Chambre Sociale, 29 novembre 2024 — 23/01991
Texte intégral
ARRET N° 24/
BUL/SMG
COUR D'APPEL DE BESANCON
ARRET DU 29 NOVEMBRE 2024
CHAMBRE SOCIALE
Contradictoire
Audience publique
du 08 Novembre 2024
N° de rôle : N° RG 23/01991 - N° Portalis DBVG-V-B7H-EW3G
S/appel d'une décision
du TJ HORS JAF, JEX, JLD, J. EXPRO, JCP DE BLEFORT
en date du 16 novembre 2023
code affaire : 88G
Autres demandes contre un organisme
APPELANTE
CAISSE PRIMAIRE D'ASSURANCE MALADIE DU DOUBS, sise [Adresse 2]
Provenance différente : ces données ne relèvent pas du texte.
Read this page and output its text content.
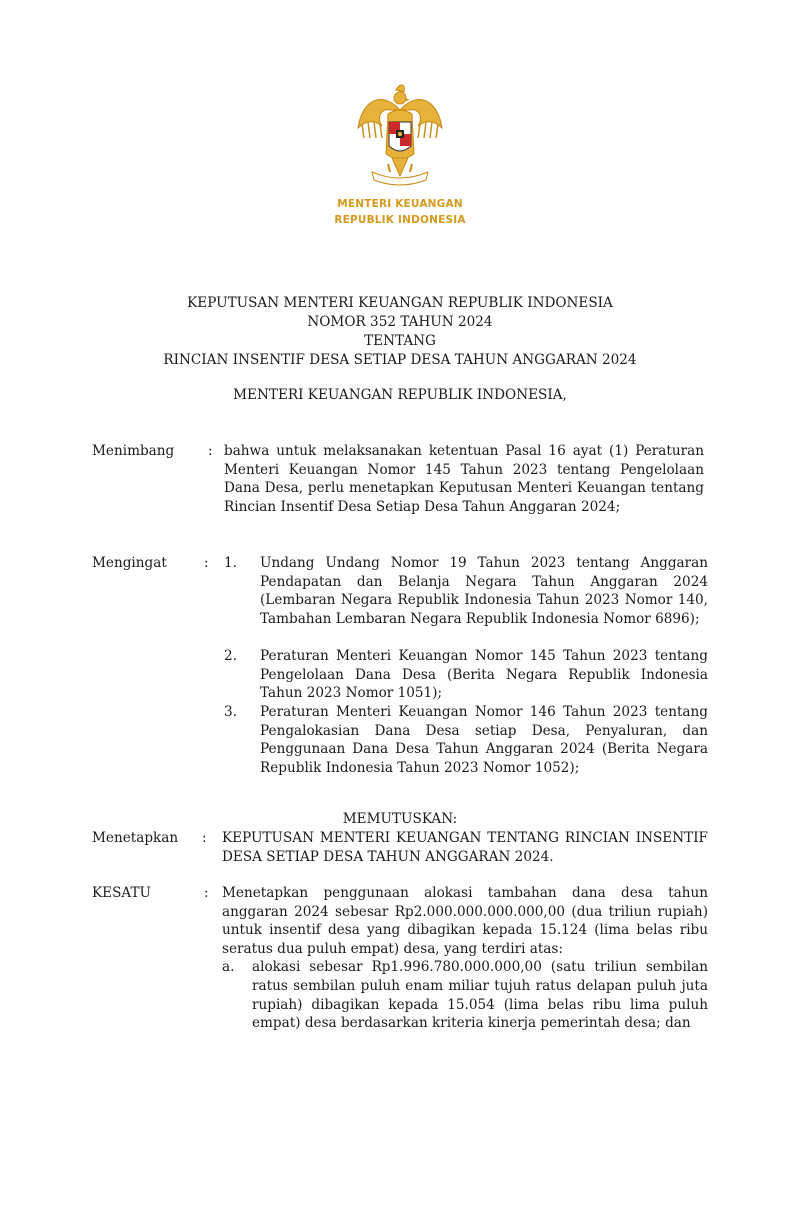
MENTERI KEUANGAN
REPUBLIK INDONESIA
KEPUTUSAN MENTERI KEUANGAN REPUBLIK INDONESIA
NOMOR 352 TAHUN 2024
TENTANG
RINCIAN INSENTIF DESA SETIAP DESA TAHUN ANGGARAN 2024
MENTERI KEUANGAN REPUBLIK INDONESIA,
Menimbang : bahwa untuk melaksanakan ketentuan Pasal 16 ayat (1) Peraturan Menteri Keuangan Nomor 145 Tahun 2023 tentang Pengelolaan Dana Desa, perlu menetapkan Keputusan Menteri Keuangan tentang Rincian Insentif Desa Setiap Desa Tahun Anggaran 2024;

Mengingat	: 1. Undang Undang Nomor 19 Tahun 2023 tentang Anggaran Pendapatan dan Belanja Negara Tahun Anggaran 2024 (Lembaran Negara Republik Indonesia Tahun 2023 Nomor 140, Tambahan Lembaran Negara Republik Indonesia Nomor 6896);

2. Peraturan Menteri Keuangan Nomor 145 Tahun 2023 tentang Pengelolaan Dana Desa (Berita Negara Republik Indonesia Tahun 2023 Nomor 1051);

3. Peraturan Menteri Keuangan Nomor 146 Tahun 2023 tentang Pengalokasian Dana Desa setiap Desa, Penyaluran, dan Penggunaan Dana Desa Tahun Anggaran 2024 (Berita Negara Republik Indonesia Tahun 2023 Nomor 1052);

MEMUTUSKAN:
Menetapkan : KEPUTUSAN MENTERI KEUANGAN TENTANG RINCIAN INSENTIF DESA SETIAP DESA TAHUN ANGGARAN 2024.

KESATU	: Menetapkan penggunaan alokasi tambahan dana desa tahun anggaran 2024 sebesar Rp2.000.000.000.000,00 (dua triliun rupiah) untuk insentif desa yang dibagikan kepada 15.124 (lima belas ribu seratus dua puluh empat) desa, yang terdiri atas:

a. alokasi sebesar Rp1.996.780.000.000,00 (satu triliun sembilan ratus sembilan puluh enam miliar tujuh ratus delapan puluh juta rupiah) dibagikan kepada 15.054 (lima belas ribu lima puluh empat) desa berdasarkan kriteria kinerja pemerintah desa; dan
représentée par Mme [H] [W] en vertu d'un pouvoir général
INTIMEE
Société [3], sise [Adresse 1]
représentée par Me Xavier BONTOUX, avocat au barreau de LYON substitué par Me Domitille CREMASCHI, avocat au barreau de LYON, présent
COMPOSITION DE LA COUR :
En application des dispositions de l'article 945-1 du code de procédure civile l'affaire a été débattue le 8 Novembre 2024, en audience publique, les parties ne s'y étant pas opposées, devant Madame UGUEN-LAITHIER Bénédicte, conseiller, entendue en son rapport.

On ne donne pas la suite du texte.